N° 515 | du 20 janvier 2000 | Numéro épuisé

Dossiers

Le 20 janvier 2000

Les tutelles sur des majeurs ou la difficile gestion d’un paradoxe

Propos recueillis par Guy Benloulou

Hubert Brin, président de l’Union nationale des associations familiales

Les dispositifs « tutelles » ont-ils pour premier objectif de donner ou de redonner l’autonomie aux personnes qu’ils prennent en charge ?
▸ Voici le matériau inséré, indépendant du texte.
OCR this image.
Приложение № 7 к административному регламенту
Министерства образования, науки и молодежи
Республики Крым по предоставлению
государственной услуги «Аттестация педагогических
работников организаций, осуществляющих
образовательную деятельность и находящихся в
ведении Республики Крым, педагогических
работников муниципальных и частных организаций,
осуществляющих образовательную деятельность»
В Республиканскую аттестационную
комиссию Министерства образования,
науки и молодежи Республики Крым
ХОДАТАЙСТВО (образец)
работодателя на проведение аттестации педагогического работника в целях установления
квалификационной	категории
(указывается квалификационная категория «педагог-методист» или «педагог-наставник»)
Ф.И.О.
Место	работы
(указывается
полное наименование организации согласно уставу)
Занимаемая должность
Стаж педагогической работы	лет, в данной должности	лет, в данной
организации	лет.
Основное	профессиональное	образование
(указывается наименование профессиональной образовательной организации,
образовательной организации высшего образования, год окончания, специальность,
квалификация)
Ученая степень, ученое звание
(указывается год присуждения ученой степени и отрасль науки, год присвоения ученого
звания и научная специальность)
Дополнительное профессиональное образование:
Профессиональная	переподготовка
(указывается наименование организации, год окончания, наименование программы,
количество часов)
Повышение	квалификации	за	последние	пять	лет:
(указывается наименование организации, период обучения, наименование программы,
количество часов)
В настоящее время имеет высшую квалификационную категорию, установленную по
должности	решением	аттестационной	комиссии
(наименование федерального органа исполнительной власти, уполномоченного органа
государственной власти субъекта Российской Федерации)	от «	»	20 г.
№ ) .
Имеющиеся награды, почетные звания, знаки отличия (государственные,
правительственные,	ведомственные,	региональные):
Hubert Brin : Pour certains de ces majeurs protégés, nous savons bien que la mesure de tutelle durera tout au long de leur vie et que l’accès à l’autonomie ne peut-être raisonnablement un objectif de travail. Pour d’autres, au contraire, l’objectif est d’assurer le retour à l’autonomie : il s’agit alors pour le tuteur de mettre en œuvre une protection active permettant aux personnes concernées d’apprendre ou de réapprendre la gestion de la vie quotidienne. Ces dernières mobilisent, du reste, l’ensemble des services d’action sociale car au-delà de leurs difficultés, liées aux problèmes de pauvreté, d’exclusion, de surendettement, s’ajoutent des problèmes psychologiques ou psychiques. C’est pour répondre à ces différents besoins qu’existent diverses mesures : tutelle, curatelle, dont certaines comme la tutelle aux prestations sociales doit obligatoirement être limitée dans le temps.

Comment s’explique l’augmentation du nombre des majeurs protégés ? Par la montée de l’exclusion ?

Oui, mais pas seulement. Bien sûr, le chômage, la compétition de plus en plus rude plongent des personnes dans une grande détresse matérielle et morale, au point que certaines perdent les repères élémentaires qui fondent l’autonomie. Mais des transformations structurelles sont également à l’origine de l’émergence d’un nouveau public. Par exemple, la politique d’ouverture des établissements psychiatriques a permis, et c’est bien, à bon nombre de malades de quitter ces structures d’enfermement. Mais l’importance et la gravité de leurs pathologies conduisent les magistrats à prononcer une mesure de tutelle afin de leur assurer une protection « hors les murs ».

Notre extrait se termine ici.